Aslında önemli olan medyanın savaşan iki tarafla da birlikte
olayları izlemesi. Eğer her iki tarafın gözüyle de izleyemezsek, o
zaman diğer taraftan haber almanın başka yollarını bulmak
zorundayız. BBC: İlk Körfez Savaşı ile son savaşta gazetecilik
açısından ne fark görüyorsunuz? MARTIN BELL: Farklı olan ortamdaki
değişim... Savaş muhabirliği eskisinden çok daha tehlikeli şimdi.
Kendi başınıza hareket edemiyorsunuz.. Bir yanda Amerikalılarla
beraber hareket eden gazeteciler, öteki tarafta da Bağdat'ta otel
binalarının çatısından bildiren gazeteciler var. Arada çok geniş
bir boşluk var ve orada gerçekten ne olup bittiğini bilmiyoruz.
'Sigara zararlıdır demek gibi bir şey' BBC: Bültenlerimizde orduyla
hareket eden muhabirlerin haberlerinin sınırlamalara tabi olduğunu
hep vurguluyoruz.

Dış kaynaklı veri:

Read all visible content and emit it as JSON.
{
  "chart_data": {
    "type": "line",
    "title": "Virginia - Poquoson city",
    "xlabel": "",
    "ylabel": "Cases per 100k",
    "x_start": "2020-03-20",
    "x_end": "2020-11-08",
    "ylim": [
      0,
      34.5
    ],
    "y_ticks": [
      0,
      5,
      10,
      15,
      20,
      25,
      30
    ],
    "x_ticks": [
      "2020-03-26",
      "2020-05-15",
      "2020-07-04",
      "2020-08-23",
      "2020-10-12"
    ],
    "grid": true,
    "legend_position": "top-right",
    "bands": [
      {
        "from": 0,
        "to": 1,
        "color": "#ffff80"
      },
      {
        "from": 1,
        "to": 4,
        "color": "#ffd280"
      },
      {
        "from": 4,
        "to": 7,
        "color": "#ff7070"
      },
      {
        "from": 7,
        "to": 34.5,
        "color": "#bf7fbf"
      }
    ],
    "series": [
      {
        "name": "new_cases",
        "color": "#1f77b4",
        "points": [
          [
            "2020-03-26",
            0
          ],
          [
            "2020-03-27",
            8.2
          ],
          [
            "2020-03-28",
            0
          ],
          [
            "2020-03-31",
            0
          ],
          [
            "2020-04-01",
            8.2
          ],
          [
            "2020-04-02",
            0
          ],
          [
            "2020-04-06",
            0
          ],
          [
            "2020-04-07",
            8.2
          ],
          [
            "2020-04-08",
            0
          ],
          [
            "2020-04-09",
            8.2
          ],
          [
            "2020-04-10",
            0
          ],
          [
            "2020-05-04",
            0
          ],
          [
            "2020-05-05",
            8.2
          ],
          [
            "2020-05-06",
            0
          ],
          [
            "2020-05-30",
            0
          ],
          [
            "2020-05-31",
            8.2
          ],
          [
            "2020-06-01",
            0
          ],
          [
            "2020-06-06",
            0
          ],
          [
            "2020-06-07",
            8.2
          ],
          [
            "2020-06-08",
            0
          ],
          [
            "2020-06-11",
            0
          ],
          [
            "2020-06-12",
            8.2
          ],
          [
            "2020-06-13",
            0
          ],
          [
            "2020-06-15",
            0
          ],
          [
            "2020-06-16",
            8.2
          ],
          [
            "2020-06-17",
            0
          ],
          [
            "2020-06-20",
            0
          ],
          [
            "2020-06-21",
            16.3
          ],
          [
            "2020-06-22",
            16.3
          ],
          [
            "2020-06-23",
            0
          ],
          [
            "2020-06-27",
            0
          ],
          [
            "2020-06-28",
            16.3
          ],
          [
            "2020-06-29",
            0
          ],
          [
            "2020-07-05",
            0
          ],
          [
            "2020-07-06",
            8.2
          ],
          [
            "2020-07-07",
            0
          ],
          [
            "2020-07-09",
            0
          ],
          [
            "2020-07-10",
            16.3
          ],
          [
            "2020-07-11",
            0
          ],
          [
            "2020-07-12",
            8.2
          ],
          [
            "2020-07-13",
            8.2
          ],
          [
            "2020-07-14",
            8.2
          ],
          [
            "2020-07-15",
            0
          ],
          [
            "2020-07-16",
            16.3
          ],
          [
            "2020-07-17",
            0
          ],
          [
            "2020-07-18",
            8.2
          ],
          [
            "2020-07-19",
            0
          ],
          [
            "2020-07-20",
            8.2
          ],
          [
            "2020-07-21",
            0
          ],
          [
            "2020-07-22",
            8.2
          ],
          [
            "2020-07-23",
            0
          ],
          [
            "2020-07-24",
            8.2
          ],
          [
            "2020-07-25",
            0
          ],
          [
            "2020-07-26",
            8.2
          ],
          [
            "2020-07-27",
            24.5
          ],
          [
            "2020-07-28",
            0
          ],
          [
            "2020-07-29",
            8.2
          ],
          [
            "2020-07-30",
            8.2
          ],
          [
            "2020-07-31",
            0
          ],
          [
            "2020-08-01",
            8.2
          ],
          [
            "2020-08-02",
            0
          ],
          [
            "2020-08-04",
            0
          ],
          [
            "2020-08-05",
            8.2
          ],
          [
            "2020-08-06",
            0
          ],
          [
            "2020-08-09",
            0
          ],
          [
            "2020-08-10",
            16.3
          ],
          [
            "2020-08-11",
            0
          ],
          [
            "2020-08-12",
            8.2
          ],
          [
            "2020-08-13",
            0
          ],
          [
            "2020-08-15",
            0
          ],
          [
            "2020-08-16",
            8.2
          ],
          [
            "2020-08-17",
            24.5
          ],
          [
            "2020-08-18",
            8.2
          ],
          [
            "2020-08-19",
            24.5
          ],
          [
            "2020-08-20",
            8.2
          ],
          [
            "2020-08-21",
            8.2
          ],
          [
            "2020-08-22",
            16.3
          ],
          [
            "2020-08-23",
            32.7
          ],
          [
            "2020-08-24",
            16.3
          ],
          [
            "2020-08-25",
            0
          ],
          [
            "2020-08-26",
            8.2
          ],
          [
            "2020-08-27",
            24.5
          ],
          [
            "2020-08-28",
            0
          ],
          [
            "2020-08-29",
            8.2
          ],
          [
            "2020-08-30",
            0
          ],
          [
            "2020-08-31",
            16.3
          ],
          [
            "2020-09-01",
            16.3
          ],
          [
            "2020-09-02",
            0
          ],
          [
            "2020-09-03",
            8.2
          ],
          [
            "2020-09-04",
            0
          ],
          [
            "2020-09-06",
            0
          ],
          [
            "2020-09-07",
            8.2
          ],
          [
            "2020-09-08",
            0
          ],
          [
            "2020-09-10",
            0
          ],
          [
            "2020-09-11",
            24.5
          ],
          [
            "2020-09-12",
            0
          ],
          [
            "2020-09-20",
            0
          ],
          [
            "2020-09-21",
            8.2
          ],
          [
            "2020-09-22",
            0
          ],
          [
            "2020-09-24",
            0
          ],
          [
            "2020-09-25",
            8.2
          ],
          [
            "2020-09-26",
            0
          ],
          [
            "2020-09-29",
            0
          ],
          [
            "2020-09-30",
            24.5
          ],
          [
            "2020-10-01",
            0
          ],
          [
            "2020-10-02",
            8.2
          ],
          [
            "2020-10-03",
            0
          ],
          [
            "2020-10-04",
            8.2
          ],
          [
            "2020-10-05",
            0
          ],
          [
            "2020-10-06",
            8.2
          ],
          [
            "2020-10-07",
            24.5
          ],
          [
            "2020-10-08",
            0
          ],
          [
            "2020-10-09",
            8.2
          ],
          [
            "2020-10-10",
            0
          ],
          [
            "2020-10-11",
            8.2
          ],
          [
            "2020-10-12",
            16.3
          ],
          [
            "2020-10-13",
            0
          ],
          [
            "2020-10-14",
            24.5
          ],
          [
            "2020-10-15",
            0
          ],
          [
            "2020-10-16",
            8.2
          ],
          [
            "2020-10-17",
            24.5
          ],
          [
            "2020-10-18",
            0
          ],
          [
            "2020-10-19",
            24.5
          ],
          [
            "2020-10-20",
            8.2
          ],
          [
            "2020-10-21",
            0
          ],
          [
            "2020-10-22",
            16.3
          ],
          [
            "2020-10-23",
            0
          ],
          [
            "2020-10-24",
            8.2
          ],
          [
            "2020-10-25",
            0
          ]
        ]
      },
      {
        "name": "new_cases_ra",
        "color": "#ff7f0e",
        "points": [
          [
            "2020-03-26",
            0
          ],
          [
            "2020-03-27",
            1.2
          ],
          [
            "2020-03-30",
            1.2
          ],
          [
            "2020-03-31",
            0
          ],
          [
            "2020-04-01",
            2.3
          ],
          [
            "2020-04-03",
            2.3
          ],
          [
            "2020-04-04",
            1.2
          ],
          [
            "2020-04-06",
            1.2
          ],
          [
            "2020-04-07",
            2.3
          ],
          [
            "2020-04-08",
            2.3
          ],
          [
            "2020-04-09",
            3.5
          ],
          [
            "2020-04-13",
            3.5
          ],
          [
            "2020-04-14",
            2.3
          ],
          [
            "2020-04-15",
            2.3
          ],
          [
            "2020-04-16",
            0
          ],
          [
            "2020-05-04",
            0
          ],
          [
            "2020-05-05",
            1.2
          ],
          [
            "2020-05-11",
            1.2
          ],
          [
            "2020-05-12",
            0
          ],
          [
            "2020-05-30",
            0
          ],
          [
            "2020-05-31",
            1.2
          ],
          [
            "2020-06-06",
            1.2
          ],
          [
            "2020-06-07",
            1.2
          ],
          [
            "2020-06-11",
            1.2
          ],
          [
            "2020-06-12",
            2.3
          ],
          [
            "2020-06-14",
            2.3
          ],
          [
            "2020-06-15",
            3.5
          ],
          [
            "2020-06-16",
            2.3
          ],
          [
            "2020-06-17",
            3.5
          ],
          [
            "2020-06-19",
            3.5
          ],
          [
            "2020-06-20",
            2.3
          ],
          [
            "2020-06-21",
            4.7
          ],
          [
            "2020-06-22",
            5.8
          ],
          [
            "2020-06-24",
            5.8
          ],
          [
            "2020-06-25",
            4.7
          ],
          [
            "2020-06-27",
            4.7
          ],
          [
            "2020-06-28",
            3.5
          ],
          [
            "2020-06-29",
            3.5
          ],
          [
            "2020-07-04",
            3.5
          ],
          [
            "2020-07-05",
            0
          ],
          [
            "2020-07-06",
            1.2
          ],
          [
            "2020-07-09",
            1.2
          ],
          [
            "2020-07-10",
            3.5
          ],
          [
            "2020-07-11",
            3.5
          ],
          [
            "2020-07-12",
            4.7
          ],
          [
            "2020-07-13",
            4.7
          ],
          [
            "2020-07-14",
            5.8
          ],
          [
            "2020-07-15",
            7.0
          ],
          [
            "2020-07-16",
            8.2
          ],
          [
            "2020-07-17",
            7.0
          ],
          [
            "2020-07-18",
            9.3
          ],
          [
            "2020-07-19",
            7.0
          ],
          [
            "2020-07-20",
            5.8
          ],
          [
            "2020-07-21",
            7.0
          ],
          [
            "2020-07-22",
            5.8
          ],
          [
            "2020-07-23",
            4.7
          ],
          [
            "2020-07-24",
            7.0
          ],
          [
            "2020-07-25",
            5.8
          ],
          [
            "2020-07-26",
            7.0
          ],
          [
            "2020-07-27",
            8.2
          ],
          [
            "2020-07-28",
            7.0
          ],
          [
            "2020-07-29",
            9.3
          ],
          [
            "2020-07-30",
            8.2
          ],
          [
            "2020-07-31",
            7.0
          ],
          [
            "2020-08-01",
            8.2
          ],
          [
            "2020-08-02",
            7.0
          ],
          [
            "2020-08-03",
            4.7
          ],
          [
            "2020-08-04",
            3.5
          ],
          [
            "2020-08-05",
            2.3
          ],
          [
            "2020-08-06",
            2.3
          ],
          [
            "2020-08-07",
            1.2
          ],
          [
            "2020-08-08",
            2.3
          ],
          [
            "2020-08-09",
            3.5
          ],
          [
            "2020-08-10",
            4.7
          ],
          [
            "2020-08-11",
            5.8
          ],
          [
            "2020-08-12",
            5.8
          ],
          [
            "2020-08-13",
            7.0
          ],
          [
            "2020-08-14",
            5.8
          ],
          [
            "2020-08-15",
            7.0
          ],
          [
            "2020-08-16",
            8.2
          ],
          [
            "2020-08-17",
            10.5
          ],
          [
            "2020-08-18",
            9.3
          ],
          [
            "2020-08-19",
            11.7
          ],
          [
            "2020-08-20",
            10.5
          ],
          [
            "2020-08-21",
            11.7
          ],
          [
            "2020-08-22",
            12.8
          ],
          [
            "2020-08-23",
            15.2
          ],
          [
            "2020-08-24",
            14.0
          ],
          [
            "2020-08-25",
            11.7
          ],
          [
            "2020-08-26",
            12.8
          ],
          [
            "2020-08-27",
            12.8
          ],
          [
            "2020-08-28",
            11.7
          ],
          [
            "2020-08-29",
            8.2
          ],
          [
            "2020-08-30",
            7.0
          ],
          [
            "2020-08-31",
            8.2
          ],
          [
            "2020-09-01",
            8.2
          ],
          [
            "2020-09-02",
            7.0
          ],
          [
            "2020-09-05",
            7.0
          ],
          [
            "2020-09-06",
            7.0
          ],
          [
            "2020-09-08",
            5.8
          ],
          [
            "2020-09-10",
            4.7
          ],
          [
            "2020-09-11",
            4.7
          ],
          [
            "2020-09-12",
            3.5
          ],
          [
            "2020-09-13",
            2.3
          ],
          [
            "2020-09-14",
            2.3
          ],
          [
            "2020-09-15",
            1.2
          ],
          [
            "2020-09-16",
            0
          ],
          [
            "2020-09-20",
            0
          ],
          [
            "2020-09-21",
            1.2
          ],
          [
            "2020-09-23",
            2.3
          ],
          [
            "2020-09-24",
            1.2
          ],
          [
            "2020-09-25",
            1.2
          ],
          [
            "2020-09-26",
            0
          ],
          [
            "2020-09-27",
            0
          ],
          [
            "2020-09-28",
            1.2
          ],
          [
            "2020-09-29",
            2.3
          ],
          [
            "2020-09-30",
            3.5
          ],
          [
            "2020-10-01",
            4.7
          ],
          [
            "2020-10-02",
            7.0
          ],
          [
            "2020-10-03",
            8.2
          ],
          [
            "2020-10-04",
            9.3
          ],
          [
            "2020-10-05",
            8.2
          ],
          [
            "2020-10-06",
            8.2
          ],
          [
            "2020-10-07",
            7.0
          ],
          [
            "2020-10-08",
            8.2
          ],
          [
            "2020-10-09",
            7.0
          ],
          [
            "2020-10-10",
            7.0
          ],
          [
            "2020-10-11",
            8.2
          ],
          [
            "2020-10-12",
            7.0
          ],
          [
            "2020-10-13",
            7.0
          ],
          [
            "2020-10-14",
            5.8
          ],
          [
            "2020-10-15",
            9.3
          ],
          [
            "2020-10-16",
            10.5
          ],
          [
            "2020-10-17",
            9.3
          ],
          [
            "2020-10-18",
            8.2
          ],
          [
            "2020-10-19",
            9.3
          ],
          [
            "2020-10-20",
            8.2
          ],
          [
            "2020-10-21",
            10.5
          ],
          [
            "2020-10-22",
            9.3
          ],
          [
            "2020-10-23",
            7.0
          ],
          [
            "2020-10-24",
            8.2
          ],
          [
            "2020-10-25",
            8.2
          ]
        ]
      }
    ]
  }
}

Okurların ya da dinleyicilerin bunun ne anlama
geldiğini anladığını düşünüyor musunuz? LEE GORDON: Hayır
kesinlikle düşünmüyorum. NBC, ABD askerini, yaralı bir Iraklı
savaşçıyı vururken gösteren görüntüler yayınladı. Bu, sigara
paketlerinin üzerine sağlık uyarıları koymaya benziyor. O uyarı
oradadır, ama kimse dikkat etmez. Bence bu, medyanın bilinçli bir
tercihi... Mesela, BBC muhabirlerinin savaşta Amerikan askerleri
ile hareket etmesine karar verdi. Savaşın sivillerle ilgili
tarafını yansıtmıyor. Bu konuda kolay çözümler var aslında. Biri,
bir Iraklı gazeteci kullanmak diğeri de bazı Iraklılara kamera
vermek olabilir. Başarısız olduk... BBC: Yeniden Martin Bell'e
dönelim... Garip görünüyor, ama savaşın tek bir tarafını yansıtıyor
gibi görünüyoruz. Başarısız mı oluyoruz? MARTIN BELL: Bence evet...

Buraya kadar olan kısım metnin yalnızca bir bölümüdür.